Jobs Was Right: Adobe Abandons Mobile Flash, Backs HTML5
UPDATE 8:39 A.M. PST: Adobe confirmed it will cease Flash development on mobile devices.
In an abrupt about-face in its mobile software strategy, Adobe will soon cease developing its Flash Player plug-in for mobile browsers. Adobe said it would abandon mobile flash development, nudge developers to the Adobe Air platform and wholeheartedly back what had been a rival approach — HTML5.
“HTML5 is now universally supported on major mobile devices, in some cases exclusively,” Adobe VP Danny Winokur said in a clear reference to Apple’s rejection of Flash support on its dominant iOS devices: the iPad, iPhone and iPod touch. “This makes HTML5 the best solution for creating and deploying content in the browser across mobile platforms. We are excited about this, and will continue our work with key players in the HTML community, including Google, Apple, Microsoft and RIM, to drive HTML5 innovation they can use to advance their mobile browsers.”
Word first circulated in an e-mail sent to Adobe partners on Tuesday evening. The e-mail was obtained and first reported on by ZDNet.
And with that, Adobe signaled the end of the Flash era on at least the mobile web, as Steve Jobs predicted.
In the past, Adobe has released software tools for mobile developers that create a single platform programmers can use to make applications that work across three major mobile platforms: Android, iOS and the BlackBerry OS. While it’s seemingly easier than learning all of the native languages for each operating system, some developers have claimed a loss in app performance when coding in a non-native language that then gets translated into other languages.
The move indicates a massive backpedaling on Adobe’s part, a company that championed its Flash platform in the face of years of naysaying about its use on mobile devices. Despite Flash’s near ubiquity across desktop PCs, many in the greater computing industry, including, famously, Apple Computer, have denounced the platform as fundamentally unstable on mobile browsers, and an intense battery drain.

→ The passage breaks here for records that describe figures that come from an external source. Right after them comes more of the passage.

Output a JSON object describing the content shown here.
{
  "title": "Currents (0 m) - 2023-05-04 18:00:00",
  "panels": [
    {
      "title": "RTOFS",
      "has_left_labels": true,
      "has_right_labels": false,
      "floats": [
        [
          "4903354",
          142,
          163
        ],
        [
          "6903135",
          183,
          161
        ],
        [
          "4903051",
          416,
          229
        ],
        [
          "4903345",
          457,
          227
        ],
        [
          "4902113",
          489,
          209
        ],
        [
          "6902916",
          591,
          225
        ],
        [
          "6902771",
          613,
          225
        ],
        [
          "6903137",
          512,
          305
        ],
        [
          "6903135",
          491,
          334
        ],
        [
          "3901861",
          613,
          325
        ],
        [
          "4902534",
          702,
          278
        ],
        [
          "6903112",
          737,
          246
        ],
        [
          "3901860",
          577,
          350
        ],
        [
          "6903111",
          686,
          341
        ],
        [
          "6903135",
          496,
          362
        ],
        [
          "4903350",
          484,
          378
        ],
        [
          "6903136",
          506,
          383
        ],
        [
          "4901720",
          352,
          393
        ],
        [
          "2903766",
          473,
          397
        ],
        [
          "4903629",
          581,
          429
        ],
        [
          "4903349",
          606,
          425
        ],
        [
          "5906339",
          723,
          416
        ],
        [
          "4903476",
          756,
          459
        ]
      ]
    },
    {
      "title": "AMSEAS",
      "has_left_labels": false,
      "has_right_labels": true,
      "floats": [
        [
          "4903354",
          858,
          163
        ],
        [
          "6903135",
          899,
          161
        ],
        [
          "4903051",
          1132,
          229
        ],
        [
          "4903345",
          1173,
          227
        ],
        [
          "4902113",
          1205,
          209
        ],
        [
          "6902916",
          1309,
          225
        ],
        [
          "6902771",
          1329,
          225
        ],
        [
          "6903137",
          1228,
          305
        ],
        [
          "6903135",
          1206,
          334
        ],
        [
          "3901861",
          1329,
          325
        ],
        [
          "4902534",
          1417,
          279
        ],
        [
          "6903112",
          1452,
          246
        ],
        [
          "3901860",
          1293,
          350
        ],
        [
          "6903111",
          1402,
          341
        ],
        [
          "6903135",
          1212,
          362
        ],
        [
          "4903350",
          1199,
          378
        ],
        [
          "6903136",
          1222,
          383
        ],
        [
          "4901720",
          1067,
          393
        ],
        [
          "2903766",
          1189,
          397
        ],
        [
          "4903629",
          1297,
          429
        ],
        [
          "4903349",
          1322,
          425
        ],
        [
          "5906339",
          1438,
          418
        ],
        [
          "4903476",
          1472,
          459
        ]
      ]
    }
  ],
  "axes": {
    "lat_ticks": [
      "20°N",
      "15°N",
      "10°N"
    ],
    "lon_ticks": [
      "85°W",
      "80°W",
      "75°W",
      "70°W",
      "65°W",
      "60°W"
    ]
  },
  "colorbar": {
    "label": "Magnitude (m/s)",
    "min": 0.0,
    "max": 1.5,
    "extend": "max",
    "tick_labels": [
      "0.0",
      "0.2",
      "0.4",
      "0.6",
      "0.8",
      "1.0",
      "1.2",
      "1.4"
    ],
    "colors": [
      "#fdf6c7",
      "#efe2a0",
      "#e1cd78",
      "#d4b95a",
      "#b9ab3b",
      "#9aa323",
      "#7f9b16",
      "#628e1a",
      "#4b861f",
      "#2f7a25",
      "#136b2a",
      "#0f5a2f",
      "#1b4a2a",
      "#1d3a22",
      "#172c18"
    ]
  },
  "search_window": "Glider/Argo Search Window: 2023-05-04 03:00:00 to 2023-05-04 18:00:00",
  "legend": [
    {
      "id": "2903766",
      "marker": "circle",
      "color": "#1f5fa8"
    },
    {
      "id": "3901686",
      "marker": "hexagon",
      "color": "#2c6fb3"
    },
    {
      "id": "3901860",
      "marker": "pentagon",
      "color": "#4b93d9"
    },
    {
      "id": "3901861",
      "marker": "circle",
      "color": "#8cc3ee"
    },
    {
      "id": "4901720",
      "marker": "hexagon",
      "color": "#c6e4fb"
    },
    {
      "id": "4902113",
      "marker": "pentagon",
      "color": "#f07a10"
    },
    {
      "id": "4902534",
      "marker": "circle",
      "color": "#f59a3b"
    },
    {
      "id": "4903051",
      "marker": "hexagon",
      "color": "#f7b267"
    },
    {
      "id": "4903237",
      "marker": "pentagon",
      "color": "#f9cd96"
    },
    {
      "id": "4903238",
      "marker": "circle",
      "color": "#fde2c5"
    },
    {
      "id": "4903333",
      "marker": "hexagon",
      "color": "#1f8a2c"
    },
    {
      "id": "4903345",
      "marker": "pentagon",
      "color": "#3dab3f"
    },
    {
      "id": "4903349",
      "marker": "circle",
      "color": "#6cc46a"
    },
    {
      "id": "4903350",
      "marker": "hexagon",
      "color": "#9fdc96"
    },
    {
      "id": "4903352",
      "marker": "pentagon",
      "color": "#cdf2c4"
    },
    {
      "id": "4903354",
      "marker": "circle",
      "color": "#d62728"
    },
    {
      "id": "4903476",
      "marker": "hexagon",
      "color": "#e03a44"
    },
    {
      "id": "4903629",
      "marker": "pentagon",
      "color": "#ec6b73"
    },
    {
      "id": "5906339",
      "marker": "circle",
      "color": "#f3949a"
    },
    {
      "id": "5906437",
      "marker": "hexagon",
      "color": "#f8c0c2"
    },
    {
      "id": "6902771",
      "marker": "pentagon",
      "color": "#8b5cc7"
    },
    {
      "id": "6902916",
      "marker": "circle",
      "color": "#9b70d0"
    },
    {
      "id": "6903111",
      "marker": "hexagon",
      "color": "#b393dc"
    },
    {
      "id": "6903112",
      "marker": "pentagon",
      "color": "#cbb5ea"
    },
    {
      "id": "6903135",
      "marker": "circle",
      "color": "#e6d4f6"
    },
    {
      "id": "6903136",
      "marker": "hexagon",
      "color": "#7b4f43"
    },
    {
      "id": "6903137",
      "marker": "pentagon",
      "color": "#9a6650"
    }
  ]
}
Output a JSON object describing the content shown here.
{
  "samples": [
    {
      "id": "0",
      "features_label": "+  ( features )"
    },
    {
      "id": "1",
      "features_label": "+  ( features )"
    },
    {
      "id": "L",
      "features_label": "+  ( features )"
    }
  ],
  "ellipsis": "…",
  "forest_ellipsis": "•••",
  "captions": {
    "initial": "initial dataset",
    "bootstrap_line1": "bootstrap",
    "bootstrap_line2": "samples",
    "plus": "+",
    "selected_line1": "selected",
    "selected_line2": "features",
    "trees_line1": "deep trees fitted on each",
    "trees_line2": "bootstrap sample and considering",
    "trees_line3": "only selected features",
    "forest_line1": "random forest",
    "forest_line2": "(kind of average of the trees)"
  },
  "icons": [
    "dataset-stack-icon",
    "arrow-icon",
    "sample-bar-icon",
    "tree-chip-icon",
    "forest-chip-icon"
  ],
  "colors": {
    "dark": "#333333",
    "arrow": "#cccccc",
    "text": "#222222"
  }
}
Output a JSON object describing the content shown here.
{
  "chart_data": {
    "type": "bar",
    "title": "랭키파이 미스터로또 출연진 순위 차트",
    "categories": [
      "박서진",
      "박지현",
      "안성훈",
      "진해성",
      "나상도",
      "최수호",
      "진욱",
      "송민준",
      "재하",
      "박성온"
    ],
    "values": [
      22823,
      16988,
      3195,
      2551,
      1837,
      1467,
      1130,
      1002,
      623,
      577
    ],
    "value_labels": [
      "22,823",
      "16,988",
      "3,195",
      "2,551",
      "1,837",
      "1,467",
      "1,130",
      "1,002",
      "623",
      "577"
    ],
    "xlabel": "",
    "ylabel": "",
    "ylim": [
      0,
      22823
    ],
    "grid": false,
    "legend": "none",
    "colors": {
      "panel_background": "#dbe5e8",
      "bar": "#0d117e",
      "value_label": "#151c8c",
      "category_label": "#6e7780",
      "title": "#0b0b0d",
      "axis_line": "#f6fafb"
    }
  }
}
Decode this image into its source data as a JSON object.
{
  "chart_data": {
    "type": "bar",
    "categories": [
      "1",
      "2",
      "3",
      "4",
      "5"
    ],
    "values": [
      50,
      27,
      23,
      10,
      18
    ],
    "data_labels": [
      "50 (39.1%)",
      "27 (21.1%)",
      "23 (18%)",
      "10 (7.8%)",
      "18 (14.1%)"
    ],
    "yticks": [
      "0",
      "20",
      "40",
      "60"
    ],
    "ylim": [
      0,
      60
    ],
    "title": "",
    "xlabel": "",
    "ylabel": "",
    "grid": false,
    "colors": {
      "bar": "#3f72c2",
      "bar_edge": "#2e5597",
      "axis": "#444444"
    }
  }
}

In effect, Flash’s drawbacks outweigh the benefits on mobile devices.
Apple made its biggest waves in the case against Flash in April of last year, when Steve Jobs penned a 1,500-word screed against the controversial platform, describing it as a technology of the past. Jobs and Apple disliked the platform so intensely, it has since been barred from use on all iOS devices.
Despite attempts to breathe life into Flash on other mobile devices — namely, Android and BlackBerry OS — Adobe has failed to deliver a consistently stable version of the platform on a smartphone or tablet. In Wired.com’s testing of the BlackBerry PlayBook in April, Flash use caused the browser to crash on a consistent basis. And when Flash was supposed to come to tablets with Motorola’s Xoom, Adobe was only able to provide a highly unstable Beta version of Flash to ship with the flagship Android device.
“Adobe has lost so much credibility with the community that I’m hoping they are bought by someone else that can bring some stability and eventually some credibility back to the Flash Platform,” wrote software developer Dan Florio in a blog post on Wednesday morning.
The drastic reversal in Adobe’s mobile plans comes in the wake of the company cutting 750 jobs on Tuesday, a move prompted by what Adobe labeled “corporate restructuring.”
An Adobe representative did not immediately respond to a request for comment.